No está claro si el efecto negativo de las proteínas con potencial inflamatorio (como las que aportan los cereales -integrales o no- que tanto nos recomiendan) se debe a que abundan en las dietas ricas en azúcares… o a su propio potencial para sembrar el caos autoinmune en personas proclives a ello. Pero sí se ha evidenciado un empeoramiento de los síntomas esquizofrénicos tras su consumo (que, por cierto, remite con dietas exentas de cereales).

No disponemos aún de cientos de rigurosos ensayos clínicos aleatorizados con miles de participantes que apoyen la difusión de directrices dietéticas rotundas para mitigar la sintomatología esquizofrénica. Pero todo llegará.

 

 

…por derribar

Asumo que «esquizofrenia» es el último diagnóstico que querríais escuchar de boca de un psiquiatra que os está evaluando. El mero sonido de la palabra tiene el poder de inquietar (por no decir, directamente, asustar). Lamentablemente, ese desasosiego contribuye a reforzar un estigma que condena al ostracismo a un porcentaje notable de recién diagnosticados, quienes ven truncadas sus vidas (a menudo apenas cumplidas dos o tres décadas en este mundo). Además, deben soportar largos meses de incapacitantes y arduas probaturas farmacológicas, sabiendo que probablemente se verán obligados a convivir con sus efectos secundarios de por vida.

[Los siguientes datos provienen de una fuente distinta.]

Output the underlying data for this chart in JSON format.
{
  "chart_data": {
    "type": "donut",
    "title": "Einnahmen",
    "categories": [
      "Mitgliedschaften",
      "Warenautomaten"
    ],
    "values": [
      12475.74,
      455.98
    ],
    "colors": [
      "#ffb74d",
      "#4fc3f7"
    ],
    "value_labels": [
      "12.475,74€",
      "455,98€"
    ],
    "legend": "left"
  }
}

Yo solo pretendo compartir una pequeña chispa de esperanza y animar a quienes sí hayan oído ese diagnóstico a darse una oportunidad, sin tener que esperar a que la flamante psiquiatría nutricional derribe el tozudo muro de incredulidad que aún la separa de las consultas psiquiátricas. La esquizofrenia, como el cáncer, no es «algo trágico que le pasa a los demás», no. Y ni siquiera tiene por qué ser una condena vitalicia tampoco. Un día no muy lejano, no me cabe duda, la dieta formará parte de las prescripciones psiquiátricas de rigor, la medicación será solo un recurso temporal… y de ese muro no quedará más que un vano recuerdo.